The concept of slow travel had not yet been probably coined when Alice Steinbach decided to spend a year in Europe, but here’s a book that epitomizes the beauty of lived experiences, of escaping your comfort zones and discovering that inside you lies a person that’s waiting to be freed. Alice Steinbach definitely mastered that craft as she spent almost a year in four different countries to encounter brand new experiences that enabled her to emerge with new perspectives.

Without Reservations: The Travels of an Independent Women has become a classic travel memoir that aspiring travel writers should emulate. Here, Pulitzer winning Steinbach chronicles her European journey after taking a nine-month off from her job as a journalist at The Baltimore Sun.

Alice was a self-professed independent woman and I think she was adamant of living up to that image. “For years I’d made my own choices, paid my own bills, shoveled my own snow,” she wrote. But does independence mean only being physically free to do as the body wills? The author, perhaps, pondered and realized there’s more! “I had fallen into the habit of defining myself in terms of who I was to other people and what they expected of me.” And so, off to Europe she went, to chase liberty, to run after herself.

Her sojourn led her to some of the most beautiful places in the world: Paris, London, Oxford, Venice, to name a few. Alice Steinbach took the company of Freya Stark with her. The British Italian explorer and travel writer was an inspiration to Alice and many times the author referred to one of Freya's books, whenever she felt lonely and needed to ignite the zest to continue.

In Paris she started her travel, feeling dismayed and anxious. Explorer’s remorse, perhaps? She came to terms with herself as she progressed in her museum trips, shop exploration, and frequent visits to cafés and restaurants. Then, she met a Japanese man named Naohiro and the two became lovers—parting ways for the meantime, then meeting once more somewhere else.

But whether Naohiro was around or not, Alice ventured on her own. Her writings delved on her inward travels and travails and in the book, she would narrate part of her past (her divorce, for example) and “musings on aging, intimacy, her two grown sons and the purpose of work,” as Janet Rae Brooks wrote.

Along the way, she met people and the book is sprinkled by tales of their stories and how Alice connected with them.

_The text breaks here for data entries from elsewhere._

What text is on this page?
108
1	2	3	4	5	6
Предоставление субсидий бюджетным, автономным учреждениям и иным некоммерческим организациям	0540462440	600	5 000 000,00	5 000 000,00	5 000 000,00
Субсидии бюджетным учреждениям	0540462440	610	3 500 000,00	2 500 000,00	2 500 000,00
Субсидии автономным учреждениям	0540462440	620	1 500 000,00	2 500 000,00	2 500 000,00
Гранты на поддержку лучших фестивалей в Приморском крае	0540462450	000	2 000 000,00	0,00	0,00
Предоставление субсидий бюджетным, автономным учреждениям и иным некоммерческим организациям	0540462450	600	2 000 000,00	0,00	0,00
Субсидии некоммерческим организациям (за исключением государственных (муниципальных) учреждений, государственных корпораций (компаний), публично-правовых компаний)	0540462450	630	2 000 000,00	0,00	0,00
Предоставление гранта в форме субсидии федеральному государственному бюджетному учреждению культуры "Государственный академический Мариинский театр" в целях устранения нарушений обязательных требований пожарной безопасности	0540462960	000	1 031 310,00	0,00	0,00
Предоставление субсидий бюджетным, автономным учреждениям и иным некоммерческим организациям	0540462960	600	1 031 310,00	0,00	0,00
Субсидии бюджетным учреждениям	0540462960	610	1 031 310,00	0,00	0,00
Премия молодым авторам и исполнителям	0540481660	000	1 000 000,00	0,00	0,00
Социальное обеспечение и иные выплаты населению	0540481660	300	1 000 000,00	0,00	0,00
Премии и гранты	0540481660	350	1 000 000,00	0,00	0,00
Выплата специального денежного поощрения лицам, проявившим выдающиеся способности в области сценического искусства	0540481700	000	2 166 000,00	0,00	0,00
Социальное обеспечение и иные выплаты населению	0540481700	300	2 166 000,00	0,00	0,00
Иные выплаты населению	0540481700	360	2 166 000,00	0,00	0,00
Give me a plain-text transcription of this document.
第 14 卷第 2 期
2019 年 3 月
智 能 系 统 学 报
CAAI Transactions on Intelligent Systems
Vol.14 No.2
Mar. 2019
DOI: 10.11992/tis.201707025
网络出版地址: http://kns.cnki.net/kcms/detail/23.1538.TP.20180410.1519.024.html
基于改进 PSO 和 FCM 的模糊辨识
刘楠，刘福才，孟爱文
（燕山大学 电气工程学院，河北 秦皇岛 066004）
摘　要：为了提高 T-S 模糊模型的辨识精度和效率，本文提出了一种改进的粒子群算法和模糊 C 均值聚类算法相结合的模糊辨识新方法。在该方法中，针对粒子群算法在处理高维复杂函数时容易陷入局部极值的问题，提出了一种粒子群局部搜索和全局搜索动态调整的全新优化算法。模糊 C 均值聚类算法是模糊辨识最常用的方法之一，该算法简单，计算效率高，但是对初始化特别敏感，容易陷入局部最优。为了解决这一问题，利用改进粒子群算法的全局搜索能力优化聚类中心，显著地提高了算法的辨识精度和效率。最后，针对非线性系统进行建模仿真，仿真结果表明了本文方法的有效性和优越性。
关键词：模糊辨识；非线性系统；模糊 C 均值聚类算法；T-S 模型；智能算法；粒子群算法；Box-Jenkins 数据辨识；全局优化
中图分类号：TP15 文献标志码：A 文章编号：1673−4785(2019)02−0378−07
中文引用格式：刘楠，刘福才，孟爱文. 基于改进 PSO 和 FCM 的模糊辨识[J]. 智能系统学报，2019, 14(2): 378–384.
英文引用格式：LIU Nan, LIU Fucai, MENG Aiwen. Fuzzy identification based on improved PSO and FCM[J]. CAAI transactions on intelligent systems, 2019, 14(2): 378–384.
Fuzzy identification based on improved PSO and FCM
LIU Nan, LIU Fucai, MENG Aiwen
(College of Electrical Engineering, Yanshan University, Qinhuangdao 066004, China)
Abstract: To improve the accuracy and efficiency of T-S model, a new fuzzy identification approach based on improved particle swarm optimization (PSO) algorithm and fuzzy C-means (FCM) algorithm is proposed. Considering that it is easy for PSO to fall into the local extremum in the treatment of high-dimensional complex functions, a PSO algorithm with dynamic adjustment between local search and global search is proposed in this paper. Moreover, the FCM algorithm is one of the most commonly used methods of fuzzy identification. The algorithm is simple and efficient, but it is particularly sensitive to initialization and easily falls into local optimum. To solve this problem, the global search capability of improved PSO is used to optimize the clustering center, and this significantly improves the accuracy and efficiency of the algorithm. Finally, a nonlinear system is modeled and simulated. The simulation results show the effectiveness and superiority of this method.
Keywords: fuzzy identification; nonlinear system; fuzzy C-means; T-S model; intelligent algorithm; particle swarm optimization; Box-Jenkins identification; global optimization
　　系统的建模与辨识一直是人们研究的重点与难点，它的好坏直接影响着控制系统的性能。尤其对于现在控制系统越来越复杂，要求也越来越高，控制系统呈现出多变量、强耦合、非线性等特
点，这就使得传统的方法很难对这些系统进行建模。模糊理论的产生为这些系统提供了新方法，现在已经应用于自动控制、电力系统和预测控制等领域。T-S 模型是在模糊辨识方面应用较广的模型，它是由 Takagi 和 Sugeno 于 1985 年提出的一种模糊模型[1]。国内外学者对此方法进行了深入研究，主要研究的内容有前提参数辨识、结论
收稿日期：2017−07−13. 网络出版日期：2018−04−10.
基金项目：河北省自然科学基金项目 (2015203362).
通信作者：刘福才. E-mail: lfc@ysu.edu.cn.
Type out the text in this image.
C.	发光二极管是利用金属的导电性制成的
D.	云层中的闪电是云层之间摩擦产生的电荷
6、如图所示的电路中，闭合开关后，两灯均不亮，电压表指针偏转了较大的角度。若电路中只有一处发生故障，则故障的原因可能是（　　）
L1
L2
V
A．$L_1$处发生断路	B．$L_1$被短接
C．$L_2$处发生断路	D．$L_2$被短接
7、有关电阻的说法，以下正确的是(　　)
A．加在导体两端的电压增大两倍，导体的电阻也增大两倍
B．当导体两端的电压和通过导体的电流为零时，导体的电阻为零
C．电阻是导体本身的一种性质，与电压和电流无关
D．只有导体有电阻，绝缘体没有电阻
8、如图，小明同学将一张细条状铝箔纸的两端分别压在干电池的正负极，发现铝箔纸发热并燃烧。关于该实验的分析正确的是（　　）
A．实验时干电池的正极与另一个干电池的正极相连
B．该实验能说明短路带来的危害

In Milan, for example, she enjoyed some time with a charming American on the verge of marriage. Steinbach would tell shopkeepers she was her daughter, while the American would refer to Alice as her mother. Then, in Asolo, where Freya Stark died, she joined two “patrician” travelers as they toured Villa Barbaro.

It took me seven months to finish reading Steinbach’s memoir, the longest I have spent with one book so far. The impact became sentimental as I neared the end. Every day I would read one chapter after another, slowly, soulfully. I enamored myself with Steinbach’s vividness in describing the people she met, places she’d been too, and experiences she’d encountered and recounted. I loved it when she described Seine as “silvery and serpentine, it moved like mercury through the center of the city, a mesmerizing force”; of Naohiro as “slim, attractive, elegantly dressed completely in black except for a white sweater thrown across his shoulders”; and  that one night in Venice when the “moon… glowed silver through the fog, like light shining to the eyes.”

Steinbach’s deftness in writing evokes a romantic appeal. Without Reservations made me realize that to travel is not only to satiate the eyes and senses, but also to unleash our hidden potentials and aspirations. Traveling goes beyond what the eyes can see or what our feet can tread, but on how much the experiences pierce through the soul and mark a positive effect on our being. This work is worth reading again and again, a perfect partner when you’re bound to explore Europe, with or without reservations.